Created on 04 Jul 2026

Authors

Zakirov, F., Hosseini, K., Garcia Morazzani, A., LaPlace, L., Pettit, J. W., Buzzell, G. A.

Abstract

Error monitoring allows for detecting mistakes and adapting behavior. Error monitoring is associated with increased theta (4-7 Hz) EEG activity recorded at midfrontal electrode sites located over the medial frontal cortex. Increases in theta synchrony after errors between midfrontal and lateral electrode sites, located over lateral prefrontal, motor, and sensory/parietal brain regions, are associated with post-error behavioral adaptations. However, there is a lack of research into whether such error-related theta inter-regional synchrony dynamics exhibit age-related changes across adolescence and whether such changes differ as a function of social observation.
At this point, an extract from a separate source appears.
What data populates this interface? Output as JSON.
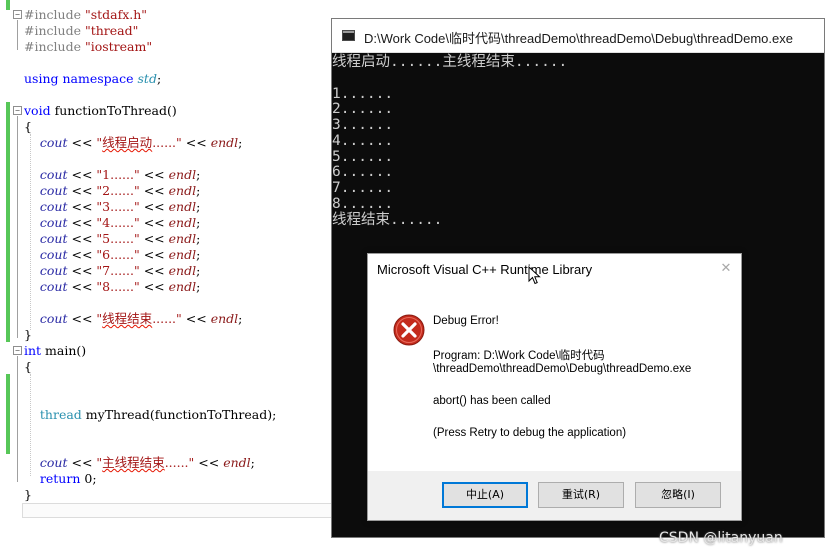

Moreover, there are discrepancies across studies in terms of how error-related theta synchrony between different electrode sites relates to specific forms of post-error adjustments. In this study, we used behavioral and EEG data from 262 adolescents aged 10-14 years who performed a flanker task twice: alone and while observed by a peer. Regardless of social observation, we found age-related increases in error-related midfrontal-frontolateral and midfrontal-midlateral theta synchrony. Additionally, we found that error-related theta synchrony between midfrontal and posterolateral regions increased only in the alone condition. Leveraging the shrinking spotlight drift diffusion model (SSP-DDM), we identified a positive association between error-related midfrontal-posterolateral theta synchrony and post-error attentional control but found no effects of social observation. These results are the first to demonstrate that error-related theta synchrony increases from early to mid-adolescence. Additionally, this work specifically links error-related midfrontal-posterolateral theta synchrony to post-error attentional control using computational modeling.

Preprint server: bioRxiv
The authors list and abstract were imported from bioRxiv on 04 Jul 2026.